In memory of a lovely lady, and to support recently diagnosed friends, I am aiming to run the London Marathon next year to fundraise for research into breast cancer. I’m applying for a Golden Bond charity place, which means that I am committing to raise a minimum amount of money, at least £2,000, ideally or more.
I’ve run FLM before, but it was a long time ago. It was a long distance, a long time ago. Afterwards I don’t think I realised how much of an achievement it was, I was more worried about the fact that my little toes had turned into kalamata olives and the nail on my big toe was imitating a trapdoor, about to flap open (I remember phoning my mother and asking what she thought would be underneath – luckily it was a new nail – phew!). The greatest weapons in my comparatively small arsenal in April 2000 were my friends in my little running club, that I was reasonably fit, and the fact that I had absolutely no idea what running 26.2 miles would be like. Everyone who’s ever run a marathon will tell you that the .2 is very important.
So this time around it’s all the scarier. The very first hurdle is getting a place. The second hurdle is raising the sponsorship target. Next we – should you stick around – have six months of no chocolate and lots of interval training to get into shape before the actual run (let’s not call it a race. Its not like I will be aiming to place.) I don’t have the same running club for support. I know precisely what I am letting myself in for. I know that every step along this path will be a big challenge but I’m a plodder, and that’s ok. I get there in the end.
And I am determined to get to the end – because I can. I can get up and run – which hell knows, I’ll have to – and I can go to work, and see friends, and call my mother to ask her about toenails or anything else for that matter and others aren’t so lucky. I’m no Paula but I do have one thing going for me – I am stubborn as the day is long (now my mother is nodding). I know that I can do whatever I put my mind to, and I have a mind to do this. As for not having a running club right now – well there’s the lovely ladies down in east London to run with, and then there’s all of you to spur me on. I’ll promise to keep you up to date, and you can harangue spur me on.

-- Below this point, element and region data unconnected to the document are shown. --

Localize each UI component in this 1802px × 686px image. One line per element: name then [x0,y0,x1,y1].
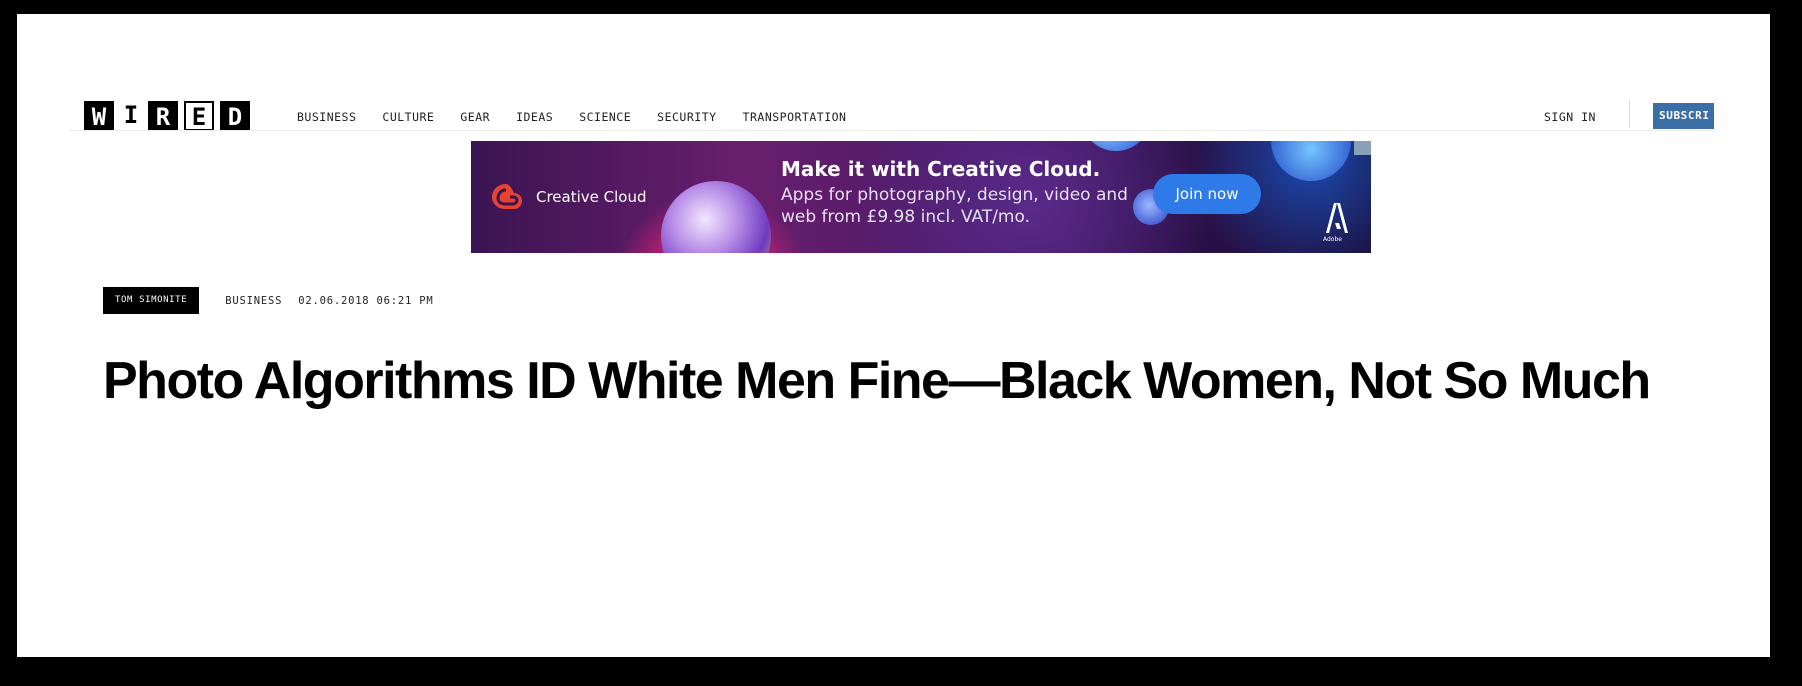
nav-item-transportation[interactable]: TRANSPORTATION [743,110,847,124]
join-now-button[interactable]: Join now [1153,174,1261,214]
sign-in-link[interactable]: SIGN IN [1544,110,1596,124]
header-divider [1629,100,1630,128]
adobe-logo-icon [1326,203,1348,233]
nav-item-culture[interactable]: CULTURE [382,110,434,124]
ad-choices-corner[interactable] [1354,141,1371,155]
ad-planet-graphic [661,181,771,253]
article-category[interactable]: BUSINESS [225,295,282,307]
nav-item-business[interactable]: BUSINESS [297,110,356,124]
logo-letter: I [123,101,139,129]
ad-planet-graphic [1271,141,1351,181]
ad-planet-graphic [1081,141,1151,151]
nav-item-security[interactable]: SECURITY [657,110,716,124]
adobe-wordmark: Adobe [1323,236,1342,243]
logo-letter: R [148,101,178,131]
article-title: Photo Algorithms ID White Men Fine—Black… [103,352,1651,410]
logo-letter: E [184,101,214,131]
main-nav: BUSINESS CULTURE GEAR IDEAS SCIENCE SECU… [297,110,846,124]
ad-body-text: Apps for photography, design, video and … [781,185,1128,227]
article-meta: TOM SIMONITE BUSINESS 02.06.2018 06:21 P… [103,287,434,314]
wired-logo[interactable]: W I R E D [84,100,250,132]
header-rule [69,130,1714,131]
subscribe-button[interactable]: SUBSCRI [1653,103,1714,129]
logo-letter: D [220,101,250,131]
creative-cloud-icon [492,184,522,209]
logo-letter: W [84,101,114,131]
nav-item-gear[interactable]: GEAR [460,110,490,124]
page: W I R E D BUSINESS CULTURE GEAR IDEAS SC… [17,14,1770,657]
nav-item-ideas[interactable]: IDEAS [516,110,553,124]
author-badge[interactable]: TOM SIMONITE [103,287,200,314]
site-header: W I R E D BUSINESS CULTURE GEAR IDEAS SC… [69,80,1714,132]
ad-headline: Make it with Creative Cloud. [781,157,1101,181]
ad-banner[interactable]: Creative Cloud Make it with Creative Clo… [471,141,1371,253]
article-date: 02.06.2018 06:21 PM [298,294,434,307]
ad-brand-label: Creative Cloud [536,188,647,206]
nav-item-science[interactable]: SCIENCE [579,110,631,124]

There may be an auction or two of craft items to try to raise cash towards the total. There will be a JustGiving page so that contributors in the UK can take advantage of lovely Gift Aid. There will be considerable pressure applied to nearby corporate arms to ‘leverage’ the company’s promise to contribute to charity this year, with matched giving. There will be cajoling, entreating and outright asking for cash.
Tell me I’m crazy, I won’t disagree. But also tell me that you will support me and that’s a fair trade off. I can’t make any promises, apart from no unasterisked profanity, you don’t have to give up chocolate, and absolutely no photos of any trapdoor toenails – at least not until after April. So what do you think?